[IPython-dev] [sympy] Treating Python 3 as a first-class citizen

Aaron Meurer asmeurer at gmail.com
Mon Aug 5 23:24:37 EDT 2013


On Mon, Aug 5, 2013 at 1:40 PM, Thomas Kluyver <takowl at gmail.com> wrote:
> On 5 August 2013 19:32, Ondřej Čertík <ondrej.certik at gmail.com> wrote:
>>
>> Though the PEP above says that eventually "python" should point to python
>> 3.
>
>
> Debian developers are strongly against ever making that change. It's
> possible that they'll change their minds in a few years, but I wouldn't bank
> on it.

They will change their minds. I thought that Arch was stupid making
"python" point to Python 3, but that was because at the time, no
libraries were Python 3 compatible. Nowadays, all major libraries are
compatible. In the future, Python 2 will be defunct, and it will be
stupid to never call Python "python".

>
>
>> What is confusing to me is what is fundamentally different in Python 3.2,
>> as opposed to Python 2.5 or 2.6, when you have a single code base.
>> E.g. we do not bother with creating ipython2.5 and ipython2.6, so that
>> they
>> can be run side by side, and people simply use virtualenv to run them
>> side by side.
>> So why cannot the same approach be used for Python 3.2?
>
>
> Many more systems have a 2.x and a 3.x installed together, and many more
> users will want to run a 2.x and a 3.x version in parallel than wanted to
> run, say, 2.5 once 2.6 was available.
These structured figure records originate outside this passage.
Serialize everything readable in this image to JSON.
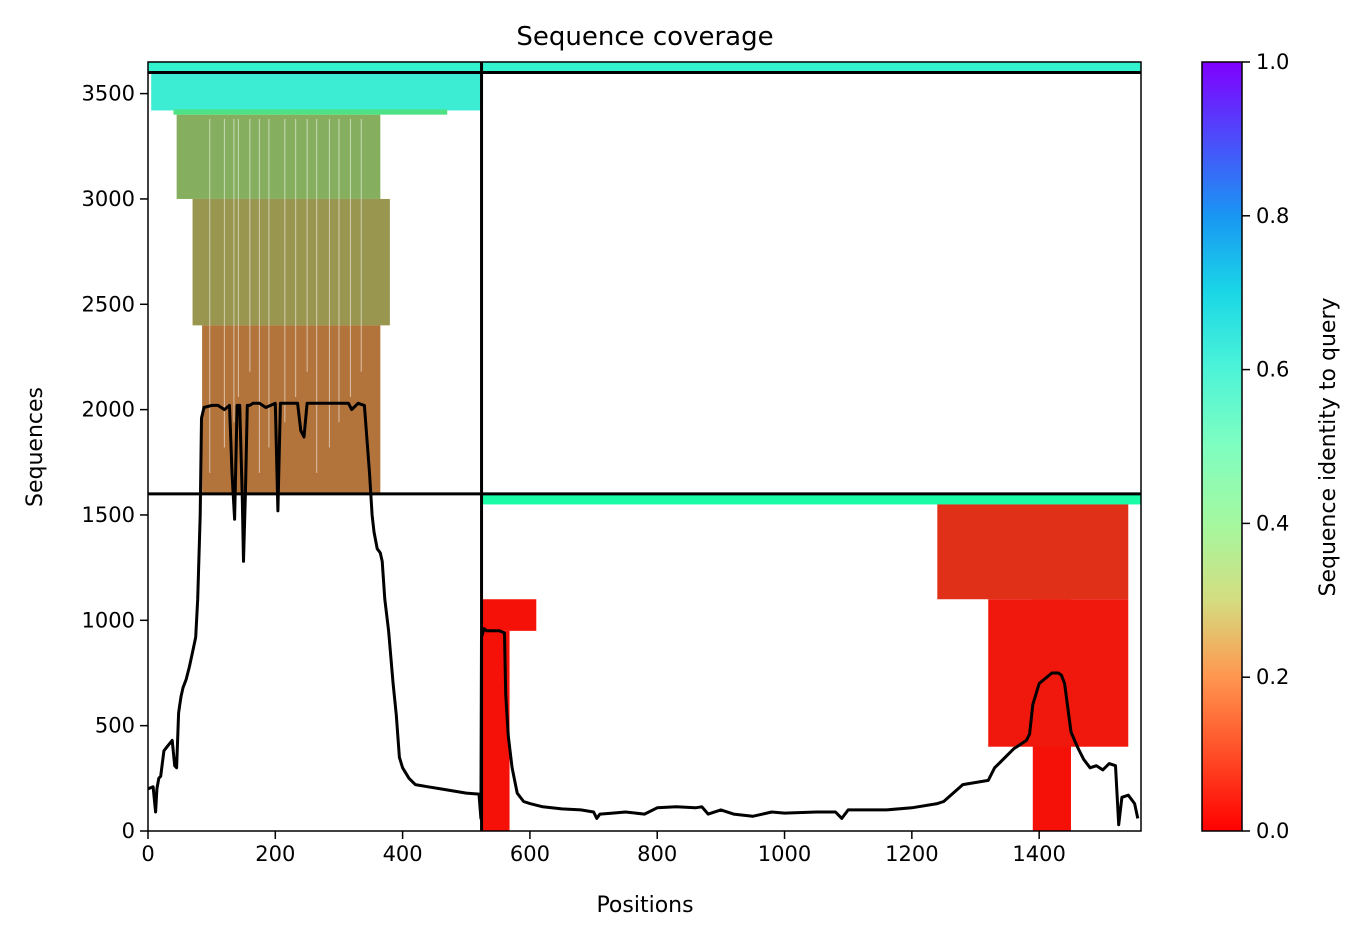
{
  "chart_data": {
    "type": "heatmap",
    "title": "Sequence coverage",
    "xlabel": "Positions",
    "ylabel": "Sequences",
    "xlim": [
      0,
      1560
    ],
    "ylim": [
      0,
      3650
    ],
    "xticks": [
      0,
      200,
      400,
      600,
      800,
      1000,
      1200,
      1400
    ],
    "yticks": [
      0,
      500,
      1000,
      1500,
      2000,
      2500,
      3000,
      3500
    ],
    "grid": false,
    "legend": "none",
    "colorbar": {
      "label": "Sequence identity to query",
      "range": [
        0,
        1
      ],
      "ticks": [
        0.0,
        0.2,
        0.4,
        0.6,
        0.8,
        1.0
      ],
      "tick_labels": [
        "0.0",
        "0.2",
        "0.4",
        "0.6",
        "0.8",
        "1.0"
      ],
      "colormap": "rainbow_r"
    },
    "boundaries": {
      "vertical_x": [
        524
      ],
      "horizontal_y": [
        1600,
        3600
      ]
    },
    "coverage_blocks": [
      {
        "name": "chain-a-paired",
        "x": [
          0,
          524
        ],
        "y": [
          3600,
          3650
        ],
        "identity": 0.6
      },
      {
        "name": "chain-b-paired",
        "x": [
          524,
          1560
        ],
        "y": [
          3600,
          3650
        ],
        "identity": 0.6
      },
      {
        "name": "chain-a-high-identity",
        "x": [
          5,
          524
        ],
        "y": [
          3420,
          3600
        ],
        "identity": 0.62
      },
      {
        "name": "chain-a-mid-identity",
        "x": [
          40,
          470
        ],
        "y": [
          3400,
          3425
        ],
        "identity": 0.35
      },
      {
        "name": "chain-a-upper",
        "x": [
          45,
          365
        ],
        "y": [
          3000,
          3400
        ],
        "identity": 0.24
      },
      {
        "name": "chain-a-middle",
        "x": [
          70,
          380
        ],
        "y": [
          2400,
          3000
        ],
        "identity": 0.2
      },
      {
        "name": "chain-a-lower",
        "x": [
          85,
          365
        ],
        "y": [
          1600,
          2400
        ],
        "identity": 0.15
      },
      {
        "name": "chain-b-high-identity",
        "x": [
          524,
          1560
        ],
        "y": [
          1550,
          1600
        ],
        "identity": 0.45
      },
      {
        "name": "chain-b-c-term-domain",
        "x": [
          1240,
          1540
        ],
        "y": [
          1100,
          1550
        ],
        "identity": 0.06
      },
      {
        "name": "chain-b-n-term-dense",
        "x": [
          524,
          568
        ],
        "y": [
          0,
          950
        ],
        "identity": 0.02
      },
      {
        "name": "chain-b-n-term-sparse",
        "x": [
          524,
          610
        ],
        "y": [
          950,
          1100
        ],
        "identity": 0.02
      },
      {
        "name": "chain-b-c-term-dense",
        "x": [
          1390,
          1450
        ],
        "y": [
          0,
          1100
        ],
        "identity": 0.02
      },
      {
        "name": "chain-b-c-term-sparse",
        "x": [
          1320,
          1540
        ],
        "y": [
          400,
          1100
        ],
        "identity": 0.03
      }
    ],
    "coverage_line": {
      "x": [
        0,
        8,
        12,
        14,
        17,
        20,
        25,
        30,
        38,
        42,
        45,
        48,
        50,
        52,
        55,
        60,
        65,
        70,
        75,
        78,
        82,
        84,
        88,
        100,
        110,
        120,
        128,
        132,
        136,
        140,
        144,
        148,
        150,
        153,
        156,
        160,
        165,
        175,
        185,
        200,
        204,
        208,
        220,
        235,
        240,
        245,
        250,
        270,
        290,
        300,
        315,
        320,
        330,
        340,
        343,
        348,
        350,
        352,
        355,
        360,
        365,
        368,
        372,
        378,
        385,
        390,
        395,
        400,
        410,
        420,
        440,
        460,
        480,
        500,
        520,
        523,
        524,
        528,
        532,
        540,
        552,
        560,
        562,
        566,
        572,
        580,
        590,
        600,
        620,
        650,
        680,
        700,
        705,
        710,
        730,
        750,
        780,
        800,
        830,
        860,
        870,
        880,
        900,
        920,
        950,
        980,
        1000,
        1050,
        1080,
        1090,
        1100,
        1130,
        1160,
        1200,
        1240,
        1250,
        1280,
        1300,
        1320,
        1330,
        1340,
        1360,
        1370,
        1380,
        1385,
        1390,
        1400,
        1420,
        1430,
        1435,
        1440,
        1450,
        1460,
        1470,
        1480,
        1490,
        1500,
        1510,
        1520,
        1525,
        1530,
        1540,
        1550,
        1555
      ],
      "y": [
        200,
        210,
        90,
        200,
        250,
        260,
        380,
        400,
        430,
        310,
        300,
        560,
        600,
        640,
        680,
        720,
        780,
        850,
        920,
        1100,
        1500,
        1960,
        2010,
        2020,
        2020,
        2000,
        2020,
        1700,
        1480,
        2020,
        2020,
        1600,
        1280,
        1600,
        2020,
        2020,
        2030,
        2030,
        2010,
        2030,
        1520,
        2030,
        2030,
        2030,
        1900,
        1870,
        2030,
        2030,
        2030,
        2030,
        2030,
        2000,
        2030,
        2020,
        1900,
        1700,
        1600,
        1500,
        1420,
        1340,
        1320,
        1280,
        1100,
        950,
        700,
        550,
        350,
        300,
        250,
        220,
        210,
        200,
        190,
        180,
        175,
        60,
        920,
        960,
        950,
        950,
        950,
        940,
        650,
        450,
        300,
        180,
        140,
        130,
        115,
        105,
        100,
        90,
        60,
        80,
        85,
        90,
        80,
        110,
        115,
        110,
        115,
        80,
        100,
        80,
        70,
        90,
        85,
        90,
        90,
        60,
        100,
        100,
        100,
        110,
        130,
        140,
        220,
        230,
        240,
        300,
        330,
        390,
        410,
        430,
        460,
        600,
        700,
        750,
        750,
        740,
        700,
        470,
        400,
        340,
        300,
        310,
        290,
        320,
        310,
        30,
        160,
        170,
        130,
        60
      ]
    }
  }
}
I think the Debian approach of
> treating Python 2 and 3 as two separate, albeit similar, platforms works
> nicely.
>
> (In fact I think IPython used to make versioned entry points like
> ipython2.6, but that's not important).
>
> Thomas

Once you switch to a single codebase, you start to see things
differently. Python 3 is just another version of Python. Supporting
Python 2.6 - 3.3 is no different than supporting Python 2.4 - 2.7.

The Python community made a big fuss about it, but I think that was a
mistake, and it has kept people from transitioning.